Elle ne savait pas quoi lui dire d'autre. Il y avait plein de choses qu'ils avaient partagées, que tous les deux. Mais s'il croyait qu'elle était Camille, il croirait aussi qu'elle mentait en lui racontant l'épisode du baiser manqué en Anjou, la prise d'otages, leurs mésaventures avec Aurélie, Baransky, Argos… Il fallait qu'elle trouve autre chose. Et tout à coup elle sût.
"Embrassez-moi".
"Pardon?"
"Je suis bien Adèle Thomas. Mais un jour, Camille a pris ma place et m'a fait enfermer dans l'hôpital psychiatrique à sa place. Elle a essayé de coucher avec vous. Elle vous a embrassé. Mais vous m'aviez dit que… que ce n'était pas pareil parce que ce n'était pas moi. Du coup vous n'êtes pas allé plus loin avec elle. Alors embrassez-moi, et vous saurez".
Il hésita encore quelques secondes.
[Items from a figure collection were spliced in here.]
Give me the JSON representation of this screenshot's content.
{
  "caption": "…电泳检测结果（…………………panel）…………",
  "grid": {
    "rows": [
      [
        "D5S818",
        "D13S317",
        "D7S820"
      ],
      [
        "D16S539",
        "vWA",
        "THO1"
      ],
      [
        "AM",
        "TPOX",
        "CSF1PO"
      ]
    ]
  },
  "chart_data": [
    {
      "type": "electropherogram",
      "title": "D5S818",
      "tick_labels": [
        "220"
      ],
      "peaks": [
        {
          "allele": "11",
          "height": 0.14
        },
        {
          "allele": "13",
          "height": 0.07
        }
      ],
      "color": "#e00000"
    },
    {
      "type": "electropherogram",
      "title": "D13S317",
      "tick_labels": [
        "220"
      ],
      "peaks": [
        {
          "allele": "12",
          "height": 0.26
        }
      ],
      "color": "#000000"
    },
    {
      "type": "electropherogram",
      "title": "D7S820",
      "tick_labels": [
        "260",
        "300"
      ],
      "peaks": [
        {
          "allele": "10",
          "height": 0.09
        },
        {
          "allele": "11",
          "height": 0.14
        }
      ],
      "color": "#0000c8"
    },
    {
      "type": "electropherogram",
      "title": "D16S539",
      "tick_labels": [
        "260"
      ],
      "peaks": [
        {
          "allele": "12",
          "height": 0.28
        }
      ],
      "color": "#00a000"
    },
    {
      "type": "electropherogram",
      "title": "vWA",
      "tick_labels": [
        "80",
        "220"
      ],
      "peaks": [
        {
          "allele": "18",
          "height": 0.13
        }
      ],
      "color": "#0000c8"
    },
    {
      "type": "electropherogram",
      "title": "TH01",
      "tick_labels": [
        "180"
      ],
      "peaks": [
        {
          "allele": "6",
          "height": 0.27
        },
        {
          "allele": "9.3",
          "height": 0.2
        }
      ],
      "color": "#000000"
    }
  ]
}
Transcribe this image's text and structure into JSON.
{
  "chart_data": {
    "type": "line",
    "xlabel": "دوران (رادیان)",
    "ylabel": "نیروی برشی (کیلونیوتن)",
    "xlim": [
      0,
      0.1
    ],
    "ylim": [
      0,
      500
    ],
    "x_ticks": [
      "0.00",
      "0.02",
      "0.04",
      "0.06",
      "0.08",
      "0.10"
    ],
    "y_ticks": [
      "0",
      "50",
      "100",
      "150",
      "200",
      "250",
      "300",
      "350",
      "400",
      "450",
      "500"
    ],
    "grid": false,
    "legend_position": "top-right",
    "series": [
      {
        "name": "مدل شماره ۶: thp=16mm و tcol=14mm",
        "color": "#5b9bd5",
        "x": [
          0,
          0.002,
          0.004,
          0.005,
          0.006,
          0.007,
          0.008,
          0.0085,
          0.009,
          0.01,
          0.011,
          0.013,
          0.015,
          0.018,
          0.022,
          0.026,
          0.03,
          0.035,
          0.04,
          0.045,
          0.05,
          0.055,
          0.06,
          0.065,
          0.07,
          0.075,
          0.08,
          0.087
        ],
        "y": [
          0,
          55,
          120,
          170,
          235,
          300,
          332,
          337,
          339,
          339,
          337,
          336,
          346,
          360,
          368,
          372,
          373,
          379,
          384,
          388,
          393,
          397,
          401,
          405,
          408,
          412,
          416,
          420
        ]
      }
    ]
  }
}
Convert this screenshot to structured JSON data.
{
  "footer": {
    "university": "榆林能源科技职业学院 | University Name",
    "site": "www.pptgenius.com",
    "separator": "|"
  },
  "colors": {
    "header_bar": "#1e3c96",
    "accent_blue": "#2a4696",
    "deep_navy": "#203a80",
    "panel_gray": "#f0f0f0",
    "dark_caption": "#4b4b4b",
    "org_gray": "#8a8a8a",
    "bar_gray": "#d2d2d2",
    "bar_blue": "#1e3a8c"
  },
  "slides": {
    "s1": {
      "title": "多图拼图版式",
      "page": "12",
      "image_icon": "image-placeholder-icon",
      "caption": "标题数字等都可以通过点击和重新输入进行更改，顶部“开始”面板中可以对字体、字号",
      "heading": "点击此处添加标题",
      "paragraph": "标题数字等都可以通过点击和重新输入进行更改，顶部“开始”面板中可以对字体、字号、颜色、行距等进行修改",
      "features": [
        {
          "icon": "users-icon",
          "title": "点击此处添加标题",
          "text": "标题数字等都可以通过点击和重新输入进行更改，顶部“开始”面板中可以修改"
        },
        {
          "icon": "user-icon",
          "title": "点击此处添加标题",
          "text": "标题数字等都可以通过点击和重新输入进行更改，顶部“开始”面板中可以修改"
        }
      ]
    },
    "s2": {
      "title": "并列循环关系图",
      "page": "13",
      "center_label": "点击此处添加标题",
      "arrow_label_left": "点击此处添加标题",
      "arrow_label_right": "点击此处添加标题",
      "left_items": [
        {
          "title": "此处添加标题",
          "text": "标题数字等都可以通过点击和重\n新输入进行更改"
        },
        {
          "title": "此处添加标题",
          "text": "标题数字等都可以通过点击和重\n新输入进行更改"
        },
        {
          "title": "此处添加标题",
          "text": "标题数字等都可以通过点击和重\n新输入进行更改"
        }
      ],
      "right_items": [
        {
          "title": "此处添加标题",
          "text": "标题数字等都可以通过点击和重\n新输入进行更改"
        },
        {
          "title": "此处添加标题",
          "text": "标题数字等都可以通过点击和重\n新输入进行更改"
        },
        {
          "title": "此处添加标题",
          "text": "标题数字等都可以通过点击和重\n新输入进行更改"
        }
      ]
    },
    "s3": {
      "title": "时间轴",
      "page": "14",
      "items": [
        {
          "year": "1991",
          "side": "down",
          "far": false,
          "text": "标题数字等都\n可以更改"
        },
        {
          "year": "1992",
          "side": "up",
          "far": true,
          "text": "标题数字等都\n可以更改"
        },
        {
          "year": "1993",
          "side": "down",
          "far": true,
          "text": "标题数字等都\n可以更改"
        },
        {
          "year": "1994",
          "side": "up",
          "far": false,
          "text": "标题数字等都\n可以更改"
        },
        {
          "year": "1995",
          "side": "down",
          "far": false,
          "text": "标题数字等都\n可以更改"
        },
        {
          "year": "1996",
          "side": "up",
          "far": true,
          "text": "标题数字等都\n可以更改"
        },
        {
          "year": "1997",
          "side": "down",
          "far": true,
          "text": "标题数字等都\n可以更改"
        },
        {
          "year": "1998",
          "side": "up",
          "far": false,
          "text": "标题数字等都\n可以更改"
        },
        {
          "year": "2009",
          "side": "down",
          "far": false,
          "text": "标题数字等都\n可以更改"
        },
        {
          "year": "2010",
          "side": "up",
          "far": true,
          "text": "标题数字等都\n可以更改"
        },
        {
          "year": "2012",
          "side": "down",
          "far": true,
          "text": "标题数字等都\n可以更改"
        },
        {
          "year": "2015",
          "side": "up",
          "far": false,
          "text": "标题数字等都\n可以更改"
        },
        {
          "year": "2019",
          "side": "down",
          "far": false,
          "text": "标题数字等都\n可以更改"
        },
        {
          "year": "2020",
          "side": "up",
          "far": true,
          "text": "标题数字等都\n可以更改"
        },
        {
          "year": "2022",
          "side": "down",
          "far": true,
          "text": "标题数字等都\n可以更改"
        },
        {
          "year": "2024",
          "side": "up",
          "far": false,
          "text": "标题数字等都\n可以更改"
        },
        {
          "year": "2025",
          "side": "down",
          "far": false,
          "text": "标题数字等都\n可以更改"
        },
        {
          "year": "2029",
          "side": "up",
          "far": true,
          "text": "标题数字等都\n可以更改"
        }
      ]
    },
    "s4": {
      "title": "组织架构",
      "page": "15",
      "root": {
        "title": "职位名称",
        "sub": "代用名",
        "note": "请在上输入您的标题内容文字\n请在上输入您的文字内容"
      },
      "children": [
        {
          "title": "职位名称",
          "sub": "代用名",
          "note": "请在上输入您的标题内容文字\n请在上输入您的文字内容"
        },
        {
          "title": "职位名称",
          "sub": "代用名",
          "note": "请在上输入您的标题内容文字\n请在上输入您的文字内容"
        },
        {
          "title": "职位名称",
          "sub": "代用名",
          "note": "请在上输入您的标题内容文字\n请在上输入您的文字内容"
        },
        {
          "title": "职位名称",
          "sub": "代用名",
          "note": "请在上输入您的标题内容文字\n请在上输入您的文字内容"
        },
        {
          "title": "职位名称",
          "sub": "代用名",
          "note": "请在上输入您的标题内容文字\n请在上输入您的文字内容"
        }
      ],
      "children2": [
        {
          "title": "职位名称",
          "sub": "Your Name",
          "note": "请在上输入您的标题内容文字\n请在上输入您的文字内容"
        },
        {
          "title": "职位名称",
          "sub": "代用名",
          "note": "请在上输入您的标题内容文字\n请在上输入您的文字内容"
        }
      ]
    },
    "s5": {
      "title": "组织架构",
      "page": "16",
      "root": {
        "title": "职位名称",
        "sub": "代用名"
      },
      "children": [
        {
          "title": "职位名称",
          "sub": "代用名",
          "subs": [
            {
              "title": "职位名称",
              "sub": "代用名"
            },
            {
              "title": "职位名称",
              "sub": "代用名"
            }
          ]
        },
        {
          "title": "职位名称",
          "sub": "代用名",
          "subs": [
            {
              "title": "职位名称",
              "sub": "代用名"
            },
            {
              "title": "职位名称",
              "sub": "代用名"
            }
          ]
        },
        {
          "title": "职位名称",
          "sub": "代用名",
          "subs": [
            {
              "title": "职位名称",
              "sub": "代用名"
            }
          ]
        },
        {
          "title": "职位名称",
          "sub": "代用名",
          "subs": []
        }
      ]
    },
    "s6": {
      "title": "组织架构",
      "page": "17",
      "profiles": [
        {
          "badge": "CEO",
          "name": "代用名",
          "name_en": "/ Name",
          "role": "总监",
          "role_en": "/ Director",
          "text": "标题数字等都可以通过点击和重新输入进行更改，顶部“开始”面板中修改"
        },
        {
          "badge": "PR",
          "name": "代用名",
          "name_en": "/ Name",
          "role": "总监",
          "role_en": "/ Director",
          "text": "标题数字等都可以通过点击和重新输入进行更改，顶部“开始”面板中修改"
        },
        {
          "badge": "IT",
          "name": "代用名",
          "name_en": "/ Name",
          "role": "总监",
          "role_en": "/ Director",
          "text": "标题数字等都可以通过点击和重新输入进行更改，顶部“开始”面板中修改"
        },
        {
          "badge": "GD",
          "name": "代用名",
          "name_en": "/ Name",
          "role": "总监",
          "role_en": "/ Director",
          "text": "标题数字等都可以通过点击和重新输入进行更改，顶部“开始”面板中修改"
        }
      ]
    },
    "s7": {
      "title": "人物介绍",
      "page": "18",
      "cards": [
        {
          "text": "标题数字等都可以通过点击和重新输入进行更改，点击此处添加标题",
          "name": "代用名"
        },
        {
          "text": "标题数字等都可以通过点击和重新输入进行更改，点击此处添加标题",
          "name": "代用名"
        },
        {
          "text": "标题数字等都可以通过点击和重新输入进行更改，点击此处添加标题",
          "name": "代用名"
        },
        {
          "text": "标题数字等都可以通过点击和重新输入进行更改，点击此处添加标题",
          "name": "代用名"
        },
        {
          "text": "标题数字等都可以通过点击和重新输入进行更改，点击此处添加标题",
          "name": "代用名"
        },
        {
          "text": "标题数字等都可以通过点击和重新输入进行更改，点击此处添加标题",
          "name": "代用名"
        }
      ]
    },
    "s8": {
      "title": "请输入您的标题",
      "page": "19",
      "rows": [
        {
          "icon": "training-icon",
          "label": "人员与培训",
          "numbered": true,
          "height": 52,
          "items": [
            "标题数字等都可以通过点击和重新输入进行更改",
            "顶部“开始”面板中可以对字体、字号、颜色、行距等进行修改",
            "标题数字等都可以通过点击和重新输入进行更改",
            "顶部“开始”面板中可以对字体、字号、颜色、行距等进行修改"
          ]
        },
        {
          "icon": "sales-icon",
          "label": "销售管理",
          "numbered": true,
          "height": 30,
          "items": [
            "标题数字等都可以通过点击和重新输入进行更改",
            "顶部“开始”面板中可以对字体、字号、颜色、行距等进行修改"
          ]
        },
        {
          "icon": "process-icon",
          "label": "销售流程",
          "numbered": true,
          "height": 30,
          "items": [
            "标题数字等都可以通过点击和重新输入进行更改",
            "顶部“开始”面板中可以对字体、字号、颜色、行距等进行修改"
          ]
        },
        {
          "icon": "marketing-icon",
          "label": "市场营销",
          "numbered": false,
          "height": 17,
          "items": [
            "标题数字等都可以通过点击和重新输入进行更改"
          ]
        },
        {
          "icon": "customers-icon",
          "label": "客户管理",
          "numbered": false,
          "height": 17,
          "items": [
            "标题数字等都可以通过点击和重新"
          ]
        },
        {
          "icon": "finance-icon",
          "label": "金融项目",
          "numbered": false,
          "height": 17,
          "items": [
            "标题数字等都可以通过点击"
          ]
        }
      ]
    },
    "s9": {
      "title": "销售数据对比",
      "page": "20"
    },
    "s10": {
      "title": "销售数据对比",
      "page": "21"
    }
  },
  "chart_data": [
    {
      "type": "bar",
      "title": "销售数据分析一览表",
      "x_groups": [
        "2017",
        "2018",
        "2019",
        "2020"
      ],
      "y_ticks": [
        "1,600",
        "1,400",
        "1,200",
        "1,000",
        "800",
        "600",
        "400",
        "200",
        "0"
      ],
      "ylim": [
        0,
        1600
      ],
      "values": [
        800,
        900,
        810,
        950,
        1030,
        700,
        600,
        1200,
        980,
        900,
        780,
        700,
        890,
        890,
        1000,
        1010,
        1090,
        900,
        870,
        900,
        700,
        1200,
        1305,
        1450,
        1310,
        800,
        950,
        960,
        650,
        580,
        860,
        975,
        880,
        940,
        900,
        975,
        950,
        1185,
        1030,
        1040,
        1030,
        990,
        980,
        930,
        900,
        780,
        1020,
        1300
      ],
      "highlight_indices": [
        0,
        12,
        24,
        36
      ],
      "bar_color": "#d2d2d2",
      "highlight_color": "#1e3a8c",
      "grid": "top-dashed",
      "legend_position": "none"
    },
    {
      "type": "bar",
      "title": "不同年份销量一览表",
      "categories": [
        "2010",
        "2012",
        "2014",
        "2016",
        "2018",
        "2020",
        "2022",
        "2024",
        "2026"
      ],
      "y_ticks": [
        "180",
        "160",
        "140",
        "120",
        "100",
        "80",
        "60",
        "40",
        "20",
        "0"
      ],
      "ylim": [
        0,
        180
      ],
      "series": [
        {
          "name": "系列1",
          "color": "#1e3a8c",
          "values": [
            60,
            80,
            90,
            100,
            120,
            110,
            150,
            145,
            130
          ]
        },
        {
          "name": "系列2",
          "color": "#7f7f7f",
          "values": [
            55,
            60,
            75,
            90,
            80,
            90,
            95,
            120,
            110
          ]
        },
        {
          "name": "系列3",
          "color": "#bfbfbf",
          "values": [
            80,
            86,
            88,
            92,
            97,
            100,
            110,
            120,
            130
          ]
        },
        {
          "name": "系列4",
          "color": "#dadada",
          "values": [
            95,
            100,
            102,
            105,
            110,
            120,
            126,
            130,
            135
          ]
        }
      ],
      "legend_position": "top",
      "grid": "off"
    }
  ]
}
Elle vit une lueur apparaître dans ses yeux. Est-ce qu'il la croyait? Ou est-ce qu'il pensait Camille capable de faire un truc aussi fou? Pour en avoir le cœur net, il obtempéra.
Ses mains passèrent d'autour du coup d'Adèle à ses joues et il l'embrassa, en appuyant fermement ses lèvres sur les siennes, pensant qu'il allait être dégoûté par cette échange puisqu'il imaginait que c'était Camille… Mais tout lui revint d'un coup. Ça lui fit d'ailleurs un mal de crâne très intense. Il rendit alors le baiser plus langoureux. Elle céda complètement dans ses bras même si elle savait que ce n'était pas vraiment le meilleur moyen de renouer le contact pour repartir sur des bases saines… Mais elle ne pouvait pas s'en empêcher, ni lui résister.
Après une bonne minute, il se recula soudainement et la regarda dans les yeux. Il était horrifié. Parce qu'il venait de se rendre compte qu'il aurait pu la tuer. Il recula de quelques pas et trébucha en arrière, se retrouvant sur les fesses.
Adèle mit les mains devant elle pour lui faire comprendre qu'elle ne lui voulait aucun mal.
"Ça va aller Thomas. Je suis là. Je ne vais plus nulle part".
Il avait la tête qui lui tournait affreusement. Alors qu'elle s'agenouillait auprès de lui, il perdit connaissance.